El movimiento conservador no lo tiene fácil. De un lado, tiene que moverse en un espacio público sesgado por la sospecha de que cualquier punto de vista que contradice las opiniones de moda es extremista. De otro, el apoyo de muchos conservadores a un estilo más agresivo de hacer política refuerza en sus críticos los motivos de alarma. El resultado es un torbellino de pasiones, que enardece a quienes pilla a su paso.

Para escapar de esta dinámica de acción-reacción, propongo siete líneas de avance, partiendo de las aportaciones de otros autores. No es un programa cerrado, sino una lista abierta que complementa otra que hice hace algo más de dos años. Si esa ponía el foco en una serie de causas a las que el conservadurismo no debería renunciar, la nueva destaca posibles enfoques para el debate cultural.

1. Bien, verdad y belleza

Peter Franklin lamenta que el conservadurismo esté llegando a ser sinónimo de sentimiento antisistema. Comprende la orfandad política en que suelen encontrarse los conservadores, pero advierte que la representación no puede llegar a cualquier precio. Como criterio de orientación, propone volver a conectar el movimiento conservador con la aspiración al bien, la verdad y la belleza, como hicieron C. S. Lewis y Roger Scruton. Por ejemplo, dice Franklin, a los conservadores deberían interesarles más las verdades perennes de la naturaleza humana que las teorías conspirativas.
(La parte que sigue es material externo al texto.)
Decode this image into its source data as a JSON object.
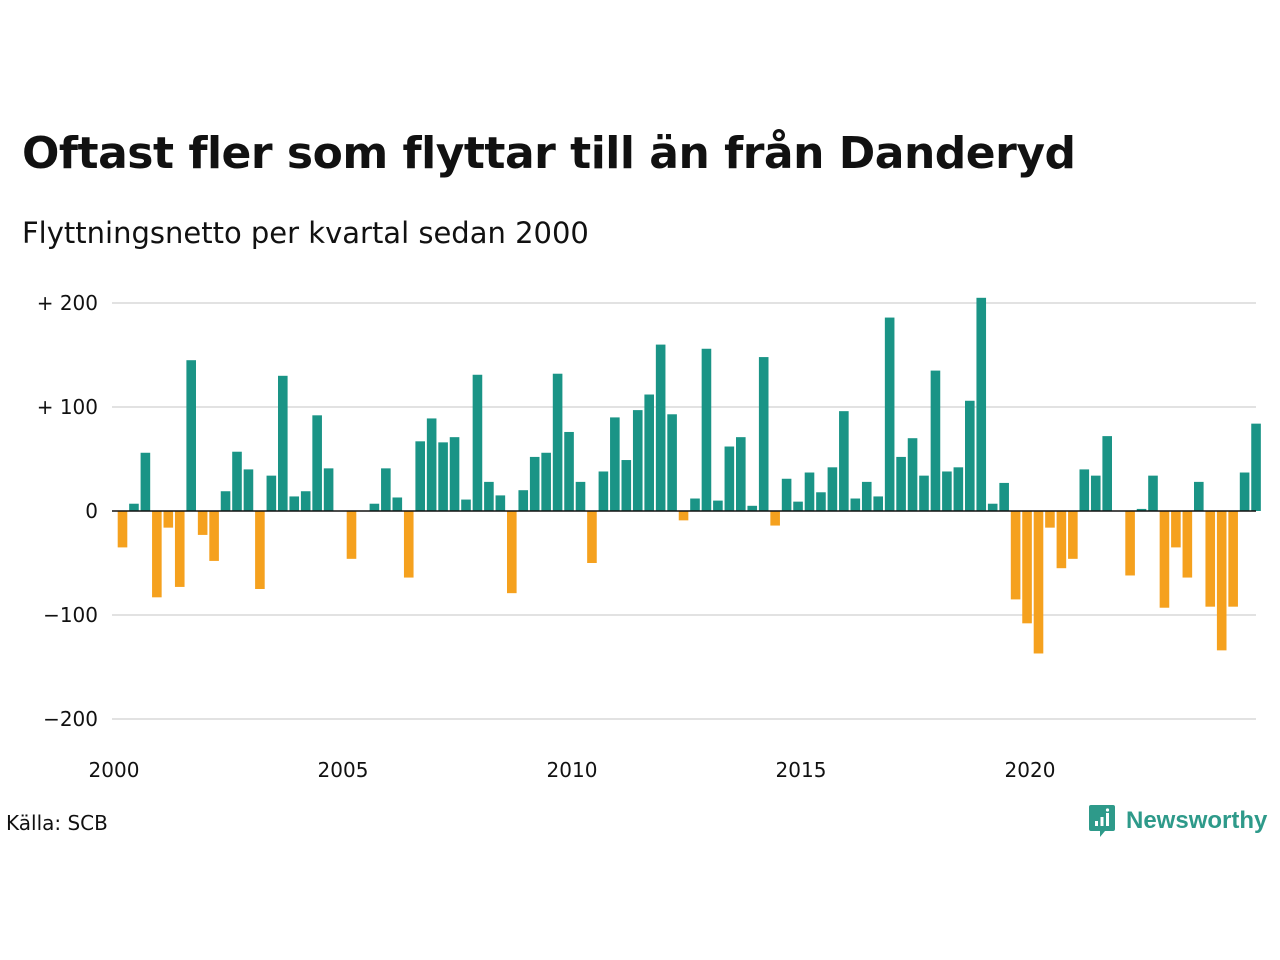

Y aunque no siempre será sencillo aplicar los trascendentales a la acción política, al menos servirán para trazar líneas rojas.

Por su parte, Peter Wehner recurre a la concepción generativa de la cultura que defiende el pintor Makoto Fujimura para pedir a los conservadores cristianos que vean el espacio público no como un campo de batalla, sino como una tierra a cultivar. “La sensibilidad y las actitudes que describe Fujimura se caracterizan por un compromiso con la gracia, la belleza y la creatividad, no por la antipatía, el desprecio y la ira encendida”. Está claro que la cultura y la política tienen reglas distintas, pero la opinión de Wehner es que la actitud de fondo en ambas esferas no debería ser muy diferente: frente al “puño cerrado” de Trasímaco o Nietzsche, la “mano tendida” del cristianismo.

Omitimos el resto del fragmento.